The statement follows his claims last week that no Wagner fighters have set up in Belarus despite Russian President Vladimir Putin’s offer to do so.
Speaking with reporters Thursday, Lukashenko said Wagner troops would be required to sign contracts with the Belarusian government and dismissed concerns about a possible Wagner mutiny in Belarus.
Putin met Prigozhin and dozens of Wagner commanders at the Kremlin five days after the aborted revolt on June 29, where he secured assurances of the mercenaries’ loyalty and offered them “employment and combat options,” the Kremlin revealed Monday.

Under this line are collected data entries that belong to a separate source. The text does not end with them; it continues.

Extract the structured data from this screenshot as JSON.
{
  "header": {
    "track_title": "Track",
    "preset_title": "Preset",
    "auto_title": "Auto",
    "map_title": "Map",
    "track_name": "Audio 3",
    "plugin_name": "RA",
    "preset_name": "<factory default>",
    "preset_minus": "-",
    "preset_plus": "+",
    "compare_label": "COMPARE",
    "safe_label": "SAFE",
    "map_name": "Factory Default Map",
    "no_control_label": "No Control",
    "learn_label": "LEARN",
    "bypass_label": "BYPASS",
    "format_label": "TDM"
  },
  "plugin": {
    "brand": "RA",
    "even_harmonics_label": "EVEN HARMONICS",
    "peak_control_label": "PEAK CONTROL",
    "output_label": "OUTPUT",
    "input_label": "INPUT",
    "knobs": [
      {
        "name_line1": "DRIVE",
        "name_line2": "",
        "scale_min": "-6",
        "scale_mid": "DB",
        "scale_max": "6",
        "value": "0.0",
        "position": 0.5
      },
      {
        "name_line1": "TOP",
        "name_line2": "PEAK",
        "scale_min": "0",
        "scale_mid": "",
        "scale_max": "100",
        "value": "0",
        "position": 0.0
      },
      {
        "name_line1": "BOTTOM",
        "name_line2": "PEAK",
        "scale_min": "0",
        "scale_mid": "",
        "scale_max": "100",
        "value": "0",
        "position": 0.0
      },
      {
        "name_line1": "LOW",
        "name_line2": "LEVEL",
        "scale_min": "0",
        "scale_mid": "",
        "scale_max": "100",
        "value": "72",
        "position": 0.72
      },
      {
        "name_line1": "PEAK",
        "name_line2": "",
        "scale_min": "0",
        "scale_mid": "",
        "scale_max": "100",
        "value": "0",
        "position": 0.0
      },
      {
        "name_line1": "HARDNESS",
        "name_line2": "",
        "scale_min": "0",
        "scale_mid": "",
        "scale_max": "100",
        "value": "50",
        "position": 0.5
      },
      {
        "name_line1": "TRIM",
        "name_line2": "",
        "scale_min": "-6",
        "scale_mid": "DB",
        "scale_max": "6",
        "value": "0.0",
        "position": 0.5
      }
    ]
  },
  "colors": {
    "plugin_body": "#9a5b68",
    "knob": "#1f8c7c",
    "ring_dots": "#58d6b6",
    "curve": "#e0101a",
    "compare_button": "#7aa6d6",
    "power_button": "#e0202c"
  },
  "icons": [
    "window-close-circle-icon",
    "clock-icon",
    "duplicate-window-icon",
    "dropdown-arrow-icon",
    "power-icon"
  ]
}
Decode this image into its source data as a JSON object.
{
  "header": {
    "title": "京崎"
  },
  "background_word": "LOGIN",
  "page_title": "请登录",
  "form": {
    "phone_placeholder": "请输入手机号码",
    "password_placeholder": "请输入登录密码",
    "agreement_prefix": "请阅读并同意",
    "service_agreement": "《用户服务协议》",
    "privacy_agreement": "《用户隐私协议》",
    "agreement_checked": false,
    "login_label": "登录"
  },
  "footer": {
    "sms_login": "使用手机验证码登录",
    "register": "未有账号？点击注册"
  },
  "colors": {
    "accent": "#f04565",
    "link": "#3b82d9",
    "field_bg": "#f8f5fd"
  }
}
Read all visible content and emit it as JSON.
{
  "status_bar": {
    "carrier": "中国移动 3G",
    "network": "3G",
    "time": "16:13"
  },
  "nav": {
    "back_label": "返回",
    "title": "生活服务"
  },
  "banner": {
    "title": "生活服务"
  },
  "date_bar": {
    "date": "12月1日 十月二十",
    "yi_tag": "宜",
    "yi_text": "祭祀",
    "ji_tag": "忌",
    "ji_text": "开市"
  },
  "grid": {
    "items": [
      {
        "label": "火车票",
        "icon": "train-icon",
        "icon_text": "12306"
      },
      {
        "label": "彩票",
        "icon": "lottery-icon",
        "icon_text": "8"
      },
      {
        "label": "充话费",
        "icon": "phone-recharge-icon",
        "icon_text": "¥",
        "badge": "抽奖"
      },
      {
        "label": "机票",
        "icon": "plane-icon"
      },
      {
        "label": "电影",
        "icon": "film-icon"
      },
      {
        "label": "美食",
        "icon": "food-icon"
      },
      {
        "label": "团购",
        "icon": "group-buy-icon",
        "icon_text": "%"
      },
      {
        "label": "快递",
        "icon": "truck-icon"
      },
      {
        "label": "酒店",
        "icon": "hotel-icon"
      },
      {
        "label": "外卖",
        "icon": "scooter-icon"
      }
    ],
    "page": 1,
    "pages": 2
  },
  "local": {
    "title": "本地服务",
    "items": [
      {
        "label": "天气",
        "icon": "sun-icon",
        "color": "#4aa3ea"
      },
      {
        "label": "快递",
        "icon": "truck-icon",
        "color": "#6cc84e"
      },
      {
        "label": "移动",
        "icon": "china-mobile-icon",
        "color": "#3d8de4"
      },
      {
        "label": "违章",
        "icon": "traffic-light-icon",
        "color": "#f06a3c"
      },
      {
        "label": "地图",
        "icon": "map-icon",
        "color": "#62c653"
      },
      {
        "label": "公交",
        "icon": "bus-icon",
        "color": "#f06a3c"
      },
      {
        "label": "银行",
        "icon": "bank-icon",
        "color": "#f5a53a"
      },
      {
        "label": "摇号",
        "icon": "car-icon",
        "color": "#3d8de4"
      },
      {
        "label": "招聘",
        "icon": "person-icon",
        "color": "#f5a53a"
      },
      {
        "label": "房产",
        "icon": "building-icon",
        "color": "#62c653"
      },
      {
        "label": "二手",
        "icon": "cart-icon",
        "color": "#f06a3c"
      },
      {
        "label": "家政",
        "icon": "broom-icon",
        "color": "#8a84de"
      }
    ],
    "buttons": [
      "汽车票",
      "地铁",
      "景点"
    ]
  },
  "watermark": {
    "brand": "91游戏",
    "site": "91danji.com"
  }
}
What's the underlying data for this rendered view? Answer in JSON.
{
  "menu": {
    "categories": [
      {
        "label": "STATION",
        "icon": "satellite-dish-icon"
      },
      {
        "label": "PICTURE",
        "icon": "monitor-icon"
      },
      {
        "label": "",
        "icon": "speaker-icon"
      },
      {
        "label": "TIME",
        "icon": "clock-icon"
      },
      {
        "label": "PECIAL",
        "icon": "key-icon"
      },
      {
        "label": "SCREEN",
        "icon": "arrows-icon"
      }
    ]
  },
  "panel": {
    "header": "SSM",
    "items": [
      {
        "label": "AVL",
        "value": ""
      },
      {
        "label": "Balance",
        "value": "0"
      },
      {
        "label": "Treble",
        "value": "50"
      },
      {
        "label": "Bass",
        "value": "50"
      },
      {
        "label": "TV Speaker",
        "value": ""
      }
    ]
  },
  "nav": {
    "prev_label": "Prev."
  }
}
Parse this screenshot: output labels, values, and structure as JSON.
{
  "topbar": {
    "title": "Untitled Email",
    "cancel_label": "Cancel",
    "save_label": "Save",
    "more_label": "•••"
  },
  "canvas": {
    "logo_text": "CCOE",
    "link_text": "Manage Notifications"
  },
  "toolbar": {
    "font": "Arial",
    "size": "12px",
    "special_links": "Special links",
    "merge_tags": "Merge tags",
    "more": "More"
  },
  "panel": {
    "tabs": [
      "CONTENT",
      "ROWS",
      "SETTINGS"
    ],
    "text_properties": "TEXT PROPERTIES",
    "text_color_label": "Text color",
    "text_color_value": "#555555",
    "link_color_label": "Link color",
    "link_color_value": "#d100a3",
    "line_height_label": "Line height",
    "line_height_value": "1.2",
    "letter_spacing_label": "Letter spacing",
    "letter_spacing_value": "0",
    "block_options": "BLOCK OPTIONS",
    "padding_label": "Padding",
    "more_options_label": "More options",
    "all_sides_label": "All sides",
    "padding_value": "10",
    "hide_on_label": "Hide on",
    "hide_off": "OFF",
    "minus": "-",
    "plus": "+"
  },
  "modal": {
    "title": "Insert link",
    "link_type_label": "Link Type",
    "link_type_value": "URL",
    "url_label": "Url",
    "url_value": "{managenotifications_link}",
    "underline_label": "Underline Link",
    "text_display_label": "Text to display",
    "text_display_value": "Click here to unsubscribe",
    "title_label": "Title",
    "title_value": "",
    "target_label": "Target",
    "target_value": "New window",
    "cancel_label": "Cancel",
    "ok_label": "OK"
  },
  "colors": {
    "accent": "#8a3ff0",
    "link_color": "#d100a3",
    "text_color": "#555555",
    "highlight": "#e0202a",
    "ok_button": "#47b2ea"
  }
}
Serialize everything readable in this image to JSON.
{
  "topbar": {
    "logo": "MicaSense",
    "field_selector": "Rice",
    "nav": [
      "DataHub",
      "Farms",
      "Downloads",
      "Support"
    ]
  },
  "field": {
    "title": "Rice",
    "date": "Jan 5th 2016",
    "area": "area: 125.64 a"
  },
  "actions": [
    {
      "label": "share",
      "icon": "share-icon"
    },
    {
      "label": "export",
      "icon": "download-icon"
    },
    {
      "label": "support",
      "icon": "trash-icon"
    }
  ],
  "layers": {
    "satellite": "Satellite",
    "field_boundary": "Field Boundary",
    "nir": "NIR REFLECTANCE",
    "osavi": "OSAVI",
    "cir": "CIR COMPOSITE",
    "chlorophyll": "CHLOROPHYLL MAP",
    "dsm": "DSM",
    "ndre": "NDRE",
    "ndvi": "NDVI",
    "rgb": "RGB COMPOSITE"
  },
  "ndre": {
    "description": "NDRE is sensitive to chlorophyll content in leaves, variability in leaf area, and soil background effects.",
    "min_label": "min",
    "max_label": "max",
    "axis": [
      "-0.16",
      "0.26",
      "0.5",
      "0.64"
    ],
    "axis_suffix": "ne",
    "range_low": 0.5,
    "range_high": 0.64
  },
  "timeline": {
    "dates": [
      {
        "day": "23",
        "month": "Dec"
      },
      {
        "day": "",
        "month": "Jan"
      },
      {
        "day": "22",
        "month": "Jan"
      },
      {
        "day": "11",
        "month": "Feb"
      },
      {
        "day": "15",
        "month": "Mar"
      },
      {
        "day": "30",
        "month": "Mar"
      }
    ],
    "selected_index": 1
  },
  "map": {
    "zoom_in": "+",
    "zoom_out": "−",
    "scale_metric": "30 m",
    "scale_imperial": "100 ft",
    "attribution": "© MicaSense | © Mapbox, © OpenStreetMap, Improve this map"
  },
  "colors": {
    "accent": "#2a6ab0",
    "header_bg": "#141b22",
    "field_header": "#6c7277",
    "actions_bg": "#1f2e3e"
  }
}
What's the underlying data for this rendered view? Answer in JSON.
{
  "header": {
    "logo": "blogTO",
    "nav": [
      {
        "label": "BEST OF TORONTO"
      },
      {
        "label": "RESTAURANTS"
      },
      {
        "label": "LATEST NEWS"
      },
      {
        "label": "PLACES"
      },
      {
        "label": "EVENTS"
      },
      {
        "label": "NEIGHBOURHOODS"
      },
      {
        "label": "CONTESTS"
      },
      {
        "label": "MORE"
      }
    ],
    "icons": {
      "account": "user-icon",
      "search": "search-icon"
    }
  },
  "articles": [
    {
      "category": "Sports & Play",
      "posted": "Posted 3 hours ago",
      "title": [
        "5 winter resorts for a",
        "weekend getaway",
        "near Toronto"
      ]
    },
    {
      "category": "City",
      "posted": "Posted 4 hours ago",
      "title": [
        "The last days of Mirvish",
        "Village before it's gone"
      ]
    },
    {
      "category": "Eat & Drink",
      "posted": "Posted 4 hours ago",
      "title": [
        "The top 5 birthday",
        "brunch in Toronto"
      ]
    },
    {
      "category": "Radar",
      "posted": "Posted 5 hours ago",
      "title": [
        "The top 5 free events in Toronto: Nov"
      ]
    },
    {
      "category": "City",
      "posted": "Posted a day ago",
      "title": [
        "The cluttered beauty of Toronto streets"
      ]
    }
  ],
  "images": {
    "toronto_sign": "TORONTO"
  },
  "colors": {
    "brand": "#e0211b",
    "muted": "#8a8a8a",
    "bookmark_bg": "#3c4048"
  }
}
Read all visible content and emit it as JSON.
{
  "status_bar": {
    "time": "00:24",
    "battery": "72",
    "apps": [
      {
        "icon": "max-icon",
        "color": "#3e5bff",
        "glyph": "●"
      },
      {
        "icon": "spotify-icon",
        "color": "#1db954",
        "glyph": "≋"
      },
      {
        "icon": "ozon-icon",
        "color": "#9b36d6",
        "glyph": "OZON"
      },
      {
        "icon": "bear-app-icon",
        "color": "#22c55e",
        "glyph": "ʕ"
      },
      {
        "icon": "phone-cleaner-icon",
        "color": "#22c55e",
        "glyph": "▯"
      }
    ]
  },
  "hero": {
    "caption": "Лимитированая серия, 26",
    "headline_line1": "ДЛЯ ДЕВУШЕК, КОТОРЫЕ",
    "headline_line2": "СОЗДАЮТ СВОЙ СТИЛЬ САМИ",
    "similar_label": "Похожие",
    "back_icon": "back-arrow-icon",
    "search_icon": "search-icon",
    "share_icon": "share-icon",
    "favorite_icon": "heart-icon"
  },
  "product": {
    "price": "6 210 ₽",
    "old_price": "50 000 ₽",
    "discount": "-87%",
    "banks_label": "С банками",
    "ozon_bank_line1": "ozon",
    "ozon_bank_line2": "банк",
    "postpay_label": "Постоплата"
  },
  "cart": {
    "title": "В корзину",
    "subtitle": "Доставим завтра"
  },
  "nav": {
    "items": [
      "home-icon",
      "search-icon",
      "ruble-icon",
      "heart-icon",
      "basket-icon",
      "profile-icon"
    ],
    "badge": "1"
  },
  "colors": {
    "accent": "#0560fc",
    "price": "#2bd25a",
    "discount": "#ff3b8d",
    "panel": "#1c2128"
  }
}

The Belarusian military’s announcement Tuesday did not say when Wagner fighters are expected to arrive in Belarus.
Multiple unconfirmed reports after the short-lived rebellion suggested that construction is underway in central Belarus for a camp that was said to be intended for thousands of Wagner fighters. Those reports prompted neighboring Ukraine and Poland to strengthen defenses on their respective borders with Belarus.
Belarus is one of Russia’s closest allies in the 16-month invasion of Ukraine and served as a staging ground early in the conflict.